Why these two intervals? To answer this question, more context is needed; that is, we should
look into the underlying data. We can imagine several reasons for this result, such as: 1)
nearby addresses versus far addresses; 2) air shipping versus regular shipping.

There are three parcels that fall outside of these delivery intervals. Why? This is a point
for further investigation, which requires additional context. There are many possible reasons
for this: 1) on these dates there was a workers' strike in some regions; or 2) an incorrect
address was specified, which increased the delivery time; or 3) it is just a typo in the table.


# Example #2

Now we reduce the value of the parameter weight to 0.05.


In [None]:
table_for_example = pandas.read_csv(TABLE, sep=SEPARATOR, header=HEADER)
run_ac_mining(table_for_example, ['Delivery date', 'Dispatch date'], weight_=0.05)

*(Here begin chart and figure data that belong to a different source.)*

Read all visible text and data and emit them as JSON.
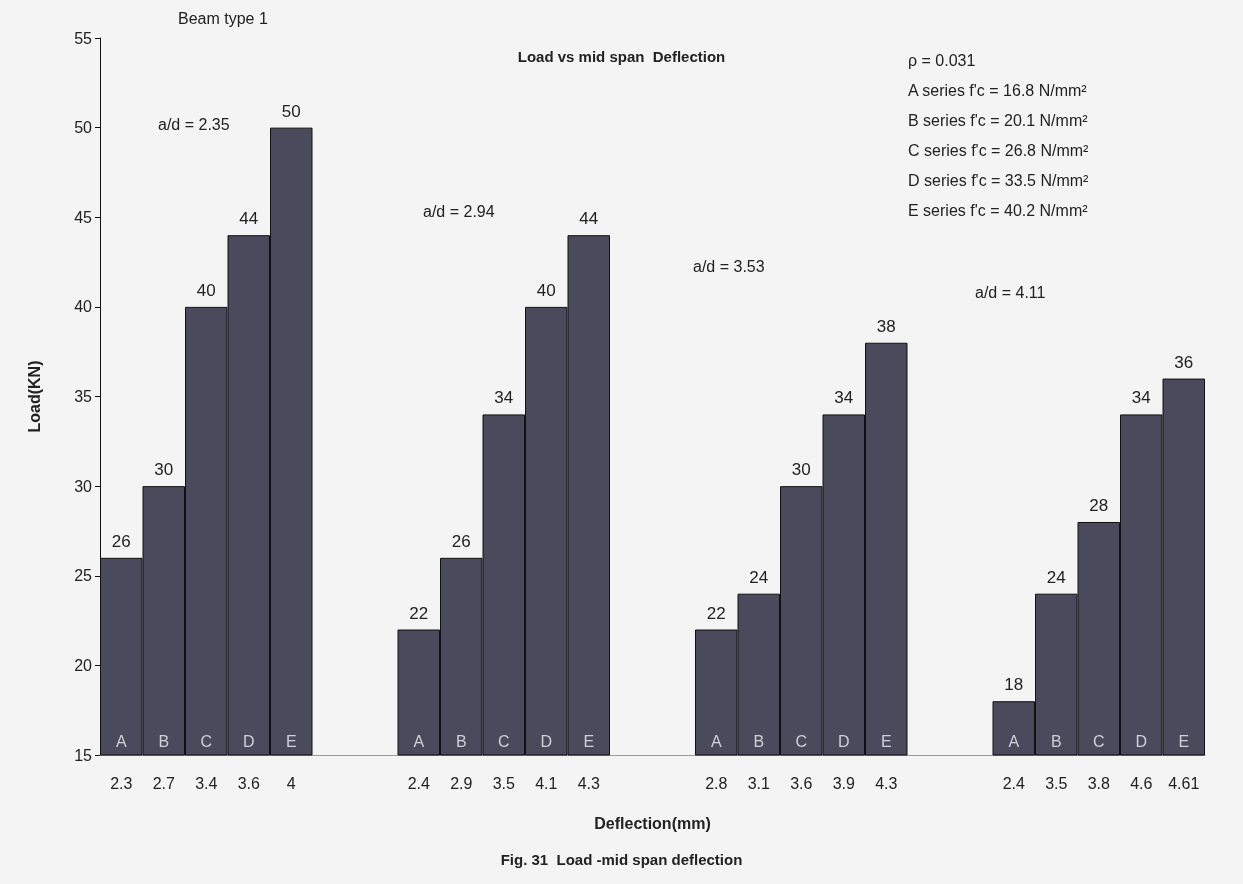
{
  "chart_data": {
    "type": "bar",
    "title": "Load vs mid span  Deflection",
    "xlabel": "Deflection(mm)",
    "ylabel": "Load(KN)",
    "categories": [
      "2.3",
      "2.7",
      "3.4",
      "3.6",
      "4",
      null,
      null,
      "2.4",
      "2.9",
      "3.5",
      "4.1",
      "4.3",
      null,
      null,
      "2.8",
      "3.1",
      "3.6",
      "3.9",
      "4.3",
      null,
      null,
      "2.4",
      "3.5",
      "3.8",
      "4.6",
      "4.61"
    ],
    "values": [
      26,
      30,
      40,
      44,
      50,
      null,
      null,
      22,
      26,
      34,
      40,
      44,
      null,
      null,
      22,
      24,
      30,
      34,
      38,
      null,
      null,
      18,
      24,
      28,
      34,
      36
    ],
    "color": "#4a4a5c",
    "data_labels": true,
    "grid": false,
    "ylim": [
      15,
      55
    ],
    "yticks": [
      15,
      20,
      25,
      30,
      35,
      40,
      45,
      50,
      55
    ],
    "annotations": [
      "Beam type 1",
      "ρ = 0.031",
      "A series f'c = 16.8 N/mm²",
      "B series f'c = 20.1 N/mm²",
      "C series f'c = 26.8 N/mm²",
      "D series f'c = 33.5 N/mm²",
      "E series f'c = 40.2 N/mm²",
      "Fig. 31  Load -mid span deflection",
      "a/d = 2.35",
      "a/d = 2.94",
      "a/d = 3.53",
      "a/d = 4.11",
      "A",
      "B",
      "C",
      "D",
      "E",
      "A",
      "B",
      "C",
      "D",
      "E",
      "A",
      "B",
      "C",
      "D",
      "E",
      "A",
      "B",
      "C",
      "D",
      "E"
    ]
  }
}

Discovered ranges for (Delivery date - Dispatch date) are:
[(2.0, 7.0), (11.0, 11.0), (15.0, 22.0), (29.0, 29.0)]

Rows in which the result of the chosen operation (-) is outside of discovered ranges:
None


# Explanation of discovered data in example #2

You can see that the number of intervals increases, and there is no longer any data outside of
the discovered ranges.
However, with this number of intervals, it is difficult to draw immediate conclusions about the
delivery date. In this case, a detailed analysis of other attributes might enable more meaningful
predictions for delivery times. For example, it may be a good idea to partition data by the region
attribute (or by month/quarter) and consider each partition individually.

Another option is to try to find a parameter combination that will result in a smaller number of
intervals. Next, remember that the algorithm is randomized (unless you run it with the exact
settings) — it can skip some rows, so you can also try to alter the seed.

Finally, cleaning up the data by removing duplicate and incomplete rows might also help.
Thus, the quantity and quality of the intervals are the user's responsibility. It may take several
attempts to achieve something interesting. Experiment!